Market Hold

A informal reservation an agent places with a promoter for a specific date in a specific market — creating a first-look commitment while the broader routing is finalized.

Definition

A market hold (also called a routing hold or date hold) is an informal agreement between a talent agent and a promoter that reserves a specific date in a specific market for an artist while the full tour routing is being finalized. Holds are not contracts — they carry no financial obligation — but they represent a first-mover commitment that gives the holding promoter priority on the date if the tour proceeds as planned.
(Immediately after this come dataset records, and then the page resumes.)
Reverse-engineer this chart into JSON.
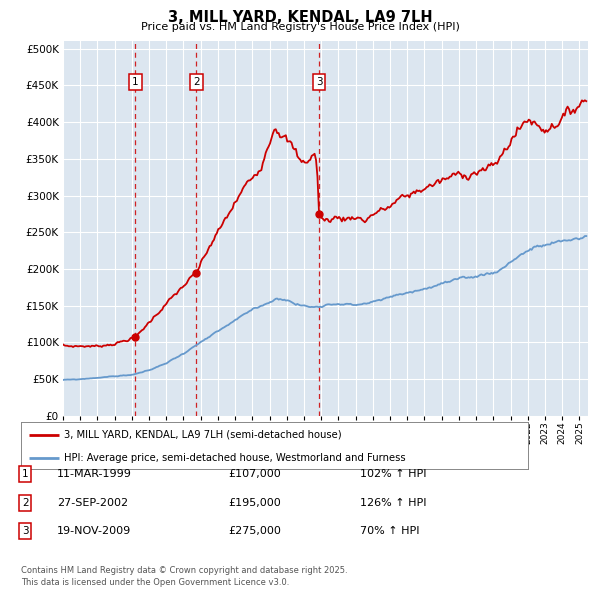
{
  "title": "3, MILL YARD, KENDAL, LA9 7LH",
  "subtitle": "Price paid vs. HM Land Registry's House Price Index (HPI)",
  "legend_line1": "3, MILL YARD, KENDAL, LA9 7LH (semi-detached house)",
  "legend_line2": "HPI: Average price, semi-detached house, Westmorland and Furness",
  "footer": "Contains HM Land Registry data © Crown copyright and database right 2025.\nThis data is licensed under the Open Government Licence v3.0.",
  "transactions": [
    {
      "num": 1,
      "date": "11-MAR-1999",
      "price": "£107,000",
      "hpi": "102% ↑ HPI",
      "year": 1999.2
    },
    {
      "num": 2,
      "date": "27-SEP-2002",
      "price": "£195,000",
      "hpi": "126% ↑ HPI",
      "year": 2002.75
    },
    {
      "num": 3,
      "date": "19-NOV-2009",
      "price": "£275,000",
      "hpi": "70% ↑ HPI",
      "year": 2009.88
    }
  ],
  "transaction_values": [
    107000,
    195000,
    275000
  ],
  "ylim": [
    0,
    510000
  ],
  "xlim_start": 1995,
  "xlim_end": 2025.5,
  "red_color": "#cc0000",
  "blue_color": "#6699cc",
  "plot_bg": "#dce6f0",
  "bg_color": "#ffffff",
  "grid_color": "#ffffff",
  "yticks": [
    0,
    50000,
    100000,
    150000,
    200000,
    250000,
    300000,
    350000,
    400000,
    450000,
    500000
  ],
  "red_keypoints": [
    [
      1995.0,
      95000
    ],
    [
      1997.0,
      95000
    ],
    [
      1998.0,
      98000
    ],
    [
      1999.2,
      107000
    ],
    [
      2000.5,
      140000
    ],
    [
      2001.5,
      165000
    ],
    [
      2002.75,
      195000
    ],
    [
      2003.5,
      230000
    ],
    [
      2004.5,
      270000
    ],
    [
      2005.5,
      310000
    ],
    [
      2006.5,
      340000
    ],
    [
      2007.3,
      395000
    ],
    [
      2007.8,
      380000
    ],
    [
      2008.2,
      370000
    ],
    [
      2008.5,
      360000
    ],
    [
      2008.8,
      345000
    ],
    [
      2009.4,
      350000
    ],
    [
      2009.6,
      360000
    ],
    [
      2009.75,
      340000
    ],
    [
      2009.88,
      275000
    ],
    [
      2010.2,
      265000
    ],
    [
      2010.8,
      270000
    ],
    [
      2011.5,
      268000
    ],
    [
      2012.0,
      272000
    ],
    [
      2012.5,
      265000
    ],
    [
      2013.0,
      275000
    ],
    [
      2013.5,
      280000
    ],
    [
      2014.0,
      285000
    ],
    [
      2014.5,
      295000
    ],
    [
      2015.0,
      300000
    ],
    [
      2015.5,
      305000
    ],
    [
      2016.0,
      310000
    ],
    [
      2016.5,
      315000
    ],
    [
      2017.0,
      320000
    ],
    [
      2017.5,
      325000
    ],
    [
      2018.0,
      330000
    ],
    [
      2018.5,
      328000
    ],
    [
      2019.0,
      332000
    ],
    [
      2019.5,
      335000
    ],
    [
      2020.0,
      340000
    ],
    [
      2020.5,
      355000
    ],
    [
      2021.0,
      375000
    ],
    [
      2021.5,
      390000
    ],
    [
      2022.0,
      405000
    ],
    [
      2022.3,
      400000
    ],
    [
      2022.6,
      395000
    ],
    [
      2023.0,
      390000
    ],
    [
      2023.5,
      395000
    ],
    [
      2024.0,
      405000
    ],
    [
      2024.5,
      415000
    ],
    [
      2025.0,
      425000
    ],
    [
      2025.4,
      430000
    ]
  ],
  "hpi_keypoints": [
    [
      1995.0,
      49000
    ],
    [
      1996.0,
      50000
    ],
    [
      1997.0,
      52000
    ],
    [
      1998.0,
      54000
    ],
    [
      1999.0,
      56000
    ],
    [
      2000.0,
      62000
    ],
    [
      2001.0,
      72000
    ],
    [
      2002.0,
      85000
    ],
    [
      2003.0,
      100000
    ],
    [
      2004.0,
      115000
    ],
    [
      2005.0,
      130000
    ],
    [
      2006.0,
      145000
    ],
    [
      2007.0,
      155000
    ],
    [
      2007.5,
      160000
    ],
    [
      2008.0,
      158000
    ],
    [
      2008.5,
      152000
    ],
    [
      2009.0,
      150000
    ],
    [
      2009.5,
      148000
    ],
    [
      2010.0,
      150000
    ],
    [
      2010.5,
      152000
    ],
    [
      2011.0,
      153000
    ],
    [
      2011.5,
      152000
    ],
    [
      2012.0,
      151000
    ],
    [
      2012.5,
      153000
    ],
    [
      2013.0,
      155000
    ],
    [
      2013.5,
      158000
    ],
    [
      2014.0,
      162000
    ],
    [
      2014.5,
      165000
    ],
    [
      2015.0,
      168000
    ],
    [
      2015.5,
      170000
    ],
    [
      2016.0,
      173000
    ],
    [
      2016.5,
      176000
    ],
    [
      2017.0,
      180000
    ],
    [
      2017.5,
      183000
    ],
    [
      2018.0,
      186000
    ],
    [
      2018.5,
      188000
    ],
    [
      2019.0,
      190000
    ],
    [
      2019.5,
      193000
    ],
    [
      2020.0,
      195000
    ],
    [
      2020.5,
      200000
    ],
    [
      2021.0,
      210000
    ],
    [
      2021.5,
      218000
    ],
    [
      2022.0,
      225000
    ],
    [
      2022.5,
      230000
    ],
    [
      2023.0,
      232000
    ],
    [
      2023.5,
      235000
    ],
    [
      2024.0,
      238000
    ],
    [
      2024.5,
      240000
    ],
    [
      2025.0,
      242000
    ],
    [
      2025.4,
      244000
    ]
  ]
}
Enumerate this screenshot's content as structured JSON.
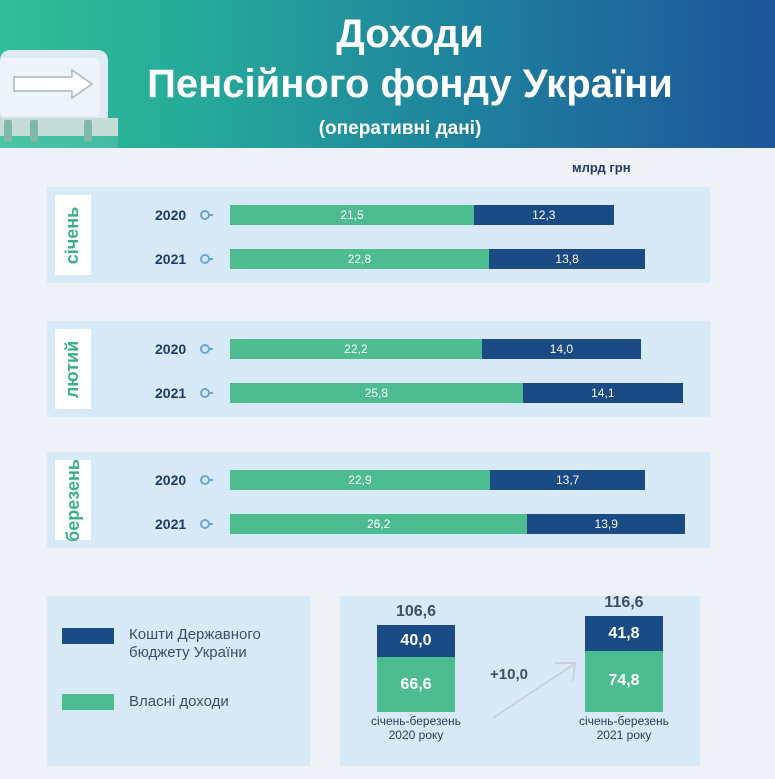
{
  "header": {
    "title_line1": "Доходи",
    "title_line2": "Пенсійного фонду України",
    "subtitle": "(оперативні дані)"
  },
  "unit": "млрд грн",
  "legend": {
    "state_budget": "Кошти Державного бюджету України",
    "own_income": "Власні доходи"
  },
  "colors": {
    "own": "#4dbd91",
    "state": "#1b4b84",
    "header_start": "#2fbf95",
    "header_end": "#1d559a"
  },
  "chart_data": [
    {
      "type": "bar",
      "orientation": "horizontal",
      "stacked": true,
      "groups": [
        {
          "month": "січень",
          "rows": [
            {
              "year": "2020",
              "own": 21.5,
              "state": 12.3,
              "own_label": "21,5",
              "state_label": "12,3"
            },
            {
              "year": "2021",
              "own": 22.8,
              "state": 13.8,
              "own_label": "22,8",
              "state_label": "13,8"
            }
          ]
        },
        {
          "month": "лютий",
          "rows": [
            {
              "year": "2020",
              "own": 22.2,
              "state": 14.0,
              "own_label": "22,2",
              "state_label": "14,0"
            },
            {
              "year": "2021",
              "own": 25.8,
              "state": 14.1,
              "own_label": "25,8",
              "state_label": "14,1"
            }
          ]
        },
        {
          "month": "березень",
          "rows": [
            {
              "year": "2020",
              "own": 22.9,
              "state": 13.7,
              "own_label": "22,9",
              "state_label": "13,7"
            },
            {
              "year": "2021",
              "own": 26.2,
              "state": 13.9,
              "own_label": "26,2",
              "state_label": "13,9"
            }
          ]
        }
      ]
    },
    {
      "type": "bar",
      "orientation": "vertical",
      "stacked": true,
      "columns": [
        {
          "caption": "січень-березень 2020 року",
          "total": "106,6",
          "state": 40.0,
          "own": 66.6,
          "state_label": "40,0",
          "own_label": "66,6"
        },
        {
          "caption": "січень-березень 2021 року",
          "total": "116,6",
          "state": 41.8,
          "own": 74.8,
          "state_label": "41,8",
          "own_label": "74,8"
        }
      ],
      "difference": "+10,0"
    }
  ]
}
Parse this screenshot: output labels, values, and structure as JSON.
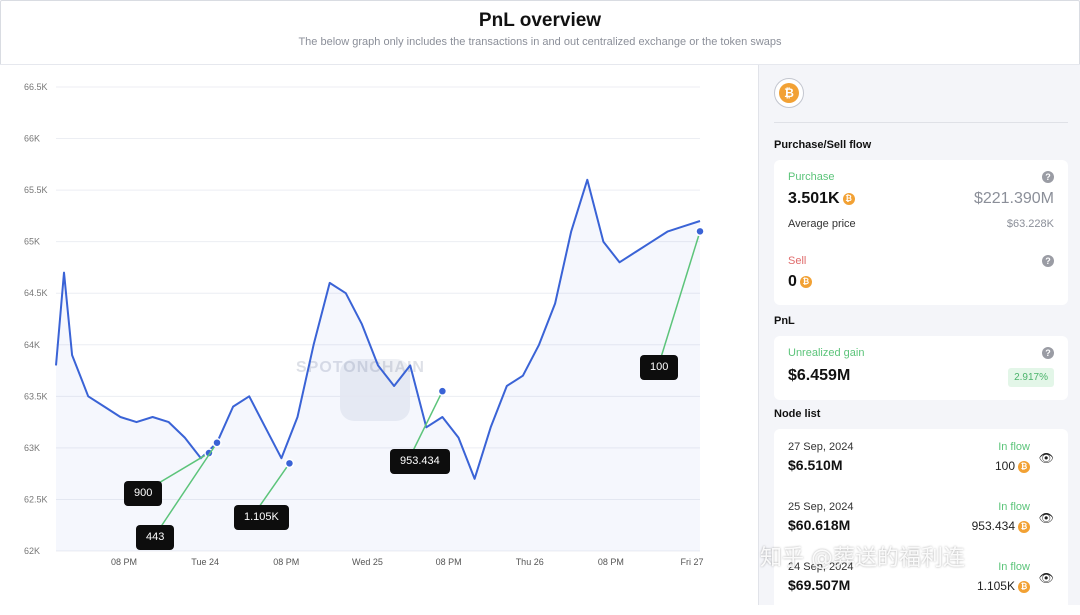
{
  "header": {
    "title": "PnL overview",
    "subtitle": "The below graph only includes the transactions in and out centralized exchange or the token swaps"
  },
  "chart_data": {
    "type": "line",
    "title": "",
    "xlabel": "",
    "ylabel": "",
    "ylim": [
      62000,
      66500
    ],
    "y_ticks": [
      "62K",
      "62.5K",
      "63K",
      "63.5K",
      "64K",
      "64.5K",
      "65K",
      "65.5K",
      "66K",
      "66.5K"
    ],
    "x_ticks": [
      "08 PM",
      "Tue 24",
      "08 PM",
      "Wed 25",
      "08 PM",
      "Thu 26",
      "08 PM",
      "Fri 27"
    ],
    "x": [
      0,
      2,
      4,
      6,
      8,
      12,
      16,
      20,
      24,
      28,
      32,
      36,
      40,
      44,
      48,
      52,
      56,
      60,
      64,
      68,
      72,
      76,
      80,
      84,
      88,
      92,
      96,
      100,
      104,
      108,
      112,
      116,
      120,
      124,
      128,
      132,
      136,
      140,
      144,
      148,
      152,
      156,
      160
    ],
    "series": [
      {
        "color": "#3a63d6",
        "values": [
          63800,
          64700,
          63900,
          63700,
          63500,
          63400,
          63300,
          63250,
          63300,
          63250,
          63100,
          62900,
          63050,
          63400,
          63500,
          63200,
          62900,
          63300,
          64000,
          64600,
          64500,
          64200,
          63800,
          63600,
          63800,
          63200,
          63300,
          63100,
          62700,
          63200,
          63600,
          63700,
          64000,
          64400,
          65100,
          65600,
          65000,
          64800,
          64900,
          65000,
          65100,
          65150,
          65200
        ]
      }
    ],
    "markers": [
      {
        "label": "900",
        "x": 38,
        "y": 62950
      },
      {
        "label": "443",
        "x": 40,
        "y": 63050
      },
      {
        "label": "1.105K",
        "x": 58,
        "y": 62850
      },
      {
        "label": "953.434",
        "x": 96,
        "y": 63550
      },
      {
        "label": "100",
        "x": 160,
        "y": 65100
      }
    ],
    "watermark": "SPOTONCHAIN",
    "grid": true
  },
  "sidebar": {
    "coin_symbol": "₿",
    "purchase_sell_title": "Purchase/Sell flow",
    "purchase": {
      "label": "Purchase",
      "amount": "3.501K",
      "usd": "$221.390M",
      "avg_label": "Average price",
      "avg_value": "$63.228K"
    },
    "sell": {
      "label": "Sell",
      "amount": "0"
    },
    "pnl_title": "PnL",
    "pnl": {
      "label": "Unrealized gain",
      "value": "$6.459M",
      "percent": "2.917%"
    },
    "node_list_title": "Node list",
    "nodes": [
      {
        "date": "27 Sep, 2024",
        "value": "$6.510M",
        "flow": "In flow",
        "amount": "100"
      },
      {
        "date": "25 Sep, 2024",
        "value": "$60.618M",
        "flow": "In flow",
        "amount": "953.434"
      },
      {
        "date": "24 Sep, 2024",
        "value": "$69.507M",
        "flow": "In flow",
        "amount": "1.105K"
      }
    ],
    "help_symbol": "?",
    "eye_symbol": "👁"
  },
  "overlay_watermark": "知乎 @葬送的福利连",
  "colors": {
    "line": "#3a63d6",
    "marker_line": "#5cc47a",
    "green": "#5cc47a",
    "red": "#e06b6b",
    "coin": "#f2a134"
  }
}
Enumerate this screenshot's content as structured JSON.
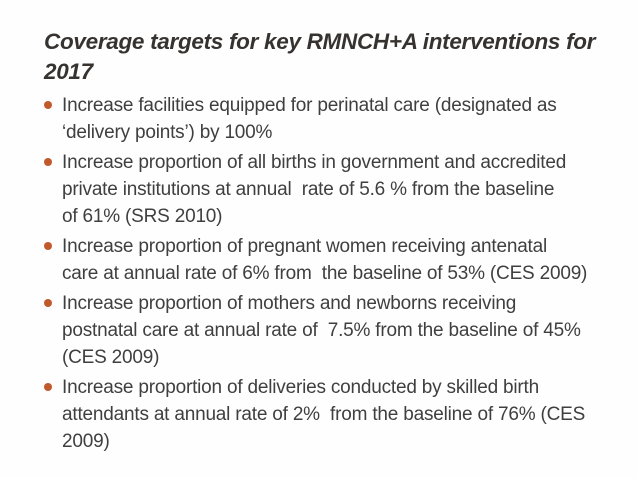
{
  "slide": {
    "title": "Coverage targets for key RMNCH+A interventions for\n2017",
    "bullets": [
      "Increase facilities equipped for perinatal care (designated as\n‘delivery points’) by 100%",
      "Increase proportion of all births in government and accredited\nprivate institutions at annual  rate of 5.6 % from the baseline\nof 61% (SRS 2010)",
      "Increase proportion of pregnant women receiving antenatal\ncare at annual rate of 6% from  the baseline of 53% (CES 2009)",
      "Increase proportion of mothers and newborns receiving\npostnatal care at annual rate of  7.5% from the baseline of 45%\n(CES 2009)",
      "Increase proportion of deliveries conducted by skilled birth\nattendants at annual rate of 2%  from the baseline of 76% (CES\n2009)"
    ],
    "icons": {
      "bullet_marker": "circle-bullet"
    },
    "colors": {
      "background": "#fefefe",
      "title_text": "#363230",
      "body_text": "#3f3f3f",
      "bullet_marker": "#c05a2c"
    }
  }
}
Holds are typically communicated verbally or via email with language like "I'm putting you on hold for [market] on [date] — we're working out the full routing and will be in touch in [timeframe]." The holding promoter is expected to respond promptly when the agent is ready to move to offer stage or release the hold.

In Context

An agent working a fall routing calls a promoter in mid-October: "I've got you on first hold for Austin on November 12th. We're still working the Texas swing. I need to know by end of month if you're going to move on this." The promoter has to keep that date clear, not commit to competing shows, and be prepared to submit an offer sheet quickly when the call comes. If another promoter in Austin comes in with a competing offer and the agent needs an answer, the hold means you get first right of response — not guaranteed priority, but meaningful early-mover advantage.

Hold periods can last days or weeks. Some agents run multiple holds across markets simultaneously while routing is built — first hold, second hold, third hold — with a clear priority queue when the routing locks.

Why It Matters

Market holds are the mechanism through which agent relationships translate into booking pipeline. A promoter who doesn't have relationships generating holds is always competing on the open market, responding to routing inquiries that have already been held by someone else in their city. Getting on hold first, and converting holds to bookings consistently, is how independent promoters build a sustainable routing calendar.

Holds also create planning constraints. A date tied up in a hold that never converts is a date you didn't book something else into. Managing hold commitments — knowing when to push an agent for resolution versus waiting — is part of the operational reality of running a booking calendar.